I have some venison that my DD's husband gave me. The first I cooked was tough so I figured I would pressure it this time but I'm not sure just how to cook it(recipe) and thought maybe some of you have done this and could offer advice. Thanks.


----------



## margoC (Jul 26, 2007)

I prefer mine pressure cooked. I cut mine in chunks, soak in brine for an hour or so, rinse, put in jars and can. 

I use this canned meat to make "strogenoff" by opening it and making gravy with the juice. I then add the meat, some mushrooms, and sour cream. I also like to add kitchen bouquet and/or maggies liquid seasoning. 
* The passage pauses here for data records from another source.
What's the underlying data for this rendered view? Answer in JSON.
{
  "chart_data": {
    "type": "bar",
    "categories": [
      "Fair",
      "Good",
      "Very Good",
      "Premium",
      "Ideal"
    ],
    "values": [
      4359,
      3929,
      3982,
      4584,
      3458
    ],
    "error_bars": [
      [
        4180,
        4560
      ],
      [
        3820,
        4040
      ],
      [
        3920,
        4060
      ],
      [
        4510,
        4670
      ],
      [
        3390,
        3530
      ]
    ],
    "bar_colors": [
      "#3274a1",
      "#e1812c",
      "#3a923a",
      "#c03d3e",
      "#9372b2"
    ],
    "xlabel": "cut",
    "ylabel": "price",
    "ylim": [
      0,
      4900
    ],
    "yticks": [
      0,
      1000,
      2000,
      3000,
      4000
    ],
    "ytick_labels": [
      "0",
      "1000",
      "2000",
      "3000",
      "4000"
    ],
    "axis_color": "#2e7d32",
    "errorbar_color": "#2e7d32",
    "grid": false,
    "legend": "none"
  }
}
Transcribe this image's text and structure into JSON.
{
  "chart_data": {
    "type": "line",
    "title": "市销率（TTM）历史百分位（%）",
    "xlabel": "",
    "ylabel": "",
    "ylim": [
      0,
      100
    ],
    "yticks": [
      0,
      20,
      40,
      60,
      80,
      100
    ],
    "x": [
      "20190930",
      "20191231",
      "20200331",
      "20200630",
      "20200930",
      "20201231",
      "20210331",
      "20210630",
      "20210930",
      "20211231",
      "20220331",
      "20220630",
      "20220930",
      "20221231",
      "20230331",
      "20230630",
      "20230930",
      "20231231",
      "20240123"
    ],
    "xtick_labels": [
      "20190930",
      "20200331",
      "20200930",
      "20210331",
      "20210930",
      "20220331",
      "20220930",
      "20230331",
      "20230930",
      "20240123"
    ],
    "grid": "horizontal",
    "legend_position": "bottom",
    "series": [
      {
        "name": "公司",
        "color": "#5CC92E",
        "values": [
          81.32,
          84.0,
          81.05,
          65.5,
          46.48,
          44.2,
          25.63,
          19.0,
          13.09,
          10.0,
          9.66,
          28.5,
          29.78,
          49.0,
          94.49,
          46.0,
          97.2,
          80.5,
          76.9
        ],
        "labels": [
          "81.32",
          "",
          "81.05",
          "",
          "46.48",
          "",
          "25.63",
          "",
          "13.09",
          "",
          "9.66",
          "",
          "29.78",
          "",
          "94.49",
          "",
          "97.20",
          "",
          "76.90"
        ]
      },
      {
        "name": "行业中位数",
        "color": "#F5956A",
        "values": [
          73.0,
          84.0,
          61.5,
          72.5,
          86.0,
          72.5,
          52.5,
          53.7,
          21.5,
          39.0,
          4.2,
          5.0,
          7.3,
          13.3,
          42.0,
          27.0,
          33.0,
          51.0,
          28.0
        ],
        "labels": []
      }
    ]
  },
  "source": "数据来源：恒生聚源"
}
Wild game meat tends to be lean and tough. If you overcook the steaks they are tough. If you undercook the roasts they are tough. Canning the chunked vension is the way I have come to prefer it. I think one reason it tastes better is because of teh brining step, it gets more blood out of the chunks. 

Canned venison keeps longer than frozen as well. Plus I don't have to worry about electrical outages taking out all my meat. You can store a lot of meat by canning it. I even can the scraps for my doggies. 






Pressure cooking is teh same as canning, only without the jar. I would suggest the cubing and brining, then pressure cook for an hour and a half. Then use that to make a stew. You can probably pressure cook for less if you are not canning. An hour should make it nice and tender.


----------